In connection with the registration, a shareholder shall state his/her name, personal identification number, address, telephone number and the name of a possible assistant or proxy representative and the personal identification number of such proxy representative. The personal data given to Ahlstrom Corporation is used only in connection with the Annual General Meeting and with the processing of related registrations.


Pursuant to chapter 5, section 25 of the Company's Act, a shareholder who is present at the Annual General Meeting has the right to request information with respect to the matters to be considered at the meeting.

2.      Proxy representative and powers of attorney

A shareholder may participate in the Annual General Meeting and exercise his/her rights at the meeting also by way of proxy representation.

A proxy representative shall produce a dated proxy document or otherwise in a reliable manner demonstrate his/her right to represent the shareholder at the Annual General Meeting. When a shareholder participates in the Annual General Meeting by means of several proxy representatives representing the shareholder with shares at different book-entry accounts, the shares by which each proxy representative represents the shareholder shall be identified  in connection with the registration for the general meeting.

Possible proxy documents should be delivered to the address above before the last date of registration. A template for a proxy is available at the Company's website mentioned above.
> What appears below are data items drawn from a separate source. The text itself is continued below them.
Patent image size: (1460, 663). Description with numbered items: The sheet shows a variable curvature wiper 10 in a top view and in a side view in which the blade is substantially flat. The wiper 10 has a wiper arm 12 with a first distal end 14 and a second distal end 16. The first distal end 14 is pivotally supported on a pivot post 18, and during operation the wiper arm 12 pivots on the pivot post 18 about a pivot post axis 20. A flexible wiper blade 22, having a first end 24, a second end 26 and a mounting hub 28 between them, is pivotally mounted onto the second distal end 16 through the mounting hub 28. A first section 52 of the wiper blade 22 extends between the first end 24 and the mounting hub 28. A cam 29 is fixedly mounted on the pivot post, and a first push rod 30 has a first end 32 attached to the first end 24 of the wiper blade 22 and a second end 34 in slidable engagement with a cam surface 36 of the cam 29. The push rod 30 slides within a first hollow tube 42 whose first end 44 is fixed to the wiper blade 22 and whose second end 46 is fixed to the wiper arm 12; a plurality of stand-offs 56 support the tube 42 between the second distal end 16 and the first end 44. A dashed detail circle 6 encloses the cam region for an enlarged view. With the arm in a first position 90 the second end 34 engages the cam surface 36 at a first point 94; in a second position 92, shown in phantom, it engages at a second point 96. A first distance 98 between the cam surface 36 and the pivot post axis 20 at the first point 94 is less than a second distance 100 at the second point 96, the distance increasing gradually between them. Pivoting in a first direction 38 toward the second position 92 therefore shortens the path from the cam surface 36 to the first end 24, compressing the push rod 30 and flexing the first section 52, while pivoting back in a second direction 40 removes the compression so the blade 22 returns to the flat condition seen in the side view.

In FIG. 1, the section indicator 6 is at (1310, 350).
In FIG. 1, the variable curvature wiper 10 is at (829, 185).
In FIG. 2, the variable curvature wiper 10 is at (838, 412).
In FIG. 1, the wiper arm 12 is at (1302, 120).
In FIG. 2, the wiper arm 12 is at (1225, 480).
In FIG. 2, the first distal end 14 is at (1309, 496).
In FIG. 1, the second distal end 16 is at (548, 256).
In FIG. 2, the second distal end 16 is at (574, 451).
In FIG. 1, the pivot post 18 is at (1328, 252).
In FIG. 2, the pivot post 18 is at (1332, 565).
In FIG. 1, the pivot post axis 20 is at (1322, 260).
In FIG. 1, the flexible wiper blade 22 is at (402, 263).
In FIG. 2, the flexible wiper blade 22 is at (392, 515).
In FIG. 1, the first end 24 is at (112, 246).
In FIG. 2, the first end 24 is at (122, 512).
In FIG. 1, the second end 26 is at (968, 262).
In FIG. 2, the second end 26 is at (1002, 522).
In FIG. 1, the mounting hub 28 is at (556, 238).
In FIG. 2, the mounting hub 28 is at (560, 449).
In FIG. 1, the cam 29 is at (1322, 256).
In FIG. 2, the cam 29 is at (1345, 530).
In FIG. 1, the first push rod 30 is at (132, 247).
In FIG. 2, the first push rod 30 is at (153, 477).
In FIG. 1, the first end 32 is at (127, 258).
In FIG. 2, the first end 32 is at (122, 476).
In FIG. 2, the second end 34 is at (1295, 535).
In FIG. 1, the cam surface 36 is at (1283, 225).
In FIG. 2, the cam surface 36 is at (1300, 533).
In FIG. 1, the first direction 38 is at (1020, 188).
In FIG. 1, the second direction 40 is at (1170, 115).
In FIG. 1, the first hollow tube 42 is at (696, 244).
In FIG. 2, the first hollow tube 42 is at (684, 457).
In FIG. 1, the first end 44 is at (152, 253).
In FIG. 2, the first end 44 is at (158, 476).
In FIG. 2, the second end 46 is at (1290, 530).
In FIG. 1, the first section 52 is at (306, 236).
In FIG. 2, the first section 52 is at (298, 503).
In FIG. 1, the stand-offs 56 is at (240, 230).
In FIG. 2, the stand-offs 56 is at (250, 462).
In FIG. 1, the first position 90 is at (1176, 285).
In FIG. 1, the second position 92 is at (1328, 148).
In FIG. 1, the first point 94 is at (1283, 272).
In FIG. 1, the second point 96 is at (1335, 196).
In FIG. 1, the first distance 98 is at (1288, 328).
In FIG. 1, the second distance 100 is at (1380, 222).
3.      Holders of nominee registered shares

If a holder of nominee registered shares is entitled to be registered in the shareholders' register on the record date March 19, 2010, the shareholder may in accordance with the instructions from his/her custodian bank request to be temporarily entered into the shareholders' register of the Company in order to participate in the Annual General Meeting, at the latest on March 26, 2010 at 10.00 a.m. A holder of nominee registered shares is considered to have registered for the Annual General Meeting if he/she has been temporarily recorded in the shareholders' register as described above. A holder of nominee registered shares is advised to request necessary instructions regarding the registration to be temporarily entered into the shareholders' register, the issuing of proxy documents and registration for the Annual General Meeting from his/her custodian bank well in advance. Further information on these matters can also be found on the Company's website mentioned above.

4.      Other instructions and information

On the date of this notice to the Annual General Meeting, February 3, 2010, the total number of shares in Ahlstrom Corporation amounts to 46,670,608 and said shares have 46,670,608 votes in total.

After the meeting coffee will be served in the lobby of the Finlandia Hall.

 

Helsinki, February 3, 2010

 

AHLSTROM CORPORATION

 

The Board of Directors

 

 

Distribution:

NASDAQ OMX Helsinki

Main media

www.ahlstrom.com

 

 

Ahlstrom in brief

Ahlstrom is a global leader in the development, manufacture and marketing of high performance nonwovens and specialty papers. Ahlstrom's products are used in a large variety of everyday applications, such as filters, wipes, flooring, labels, and tapes. Based upon its unique fiber expertise and innovative approach, the company has a strong market position in several business areas in which it operates. Ahlstrom's 5,800 employees serve customers via sales offices and production facilities in more than 20 countries on six continents. In 2009, Ahlstrom's net sales amounted to EUR 1.6 billion. Ahlstrom's share is quoted on the NASDAQ OMX Helsinki. The company website is at www.ahlstrom.com.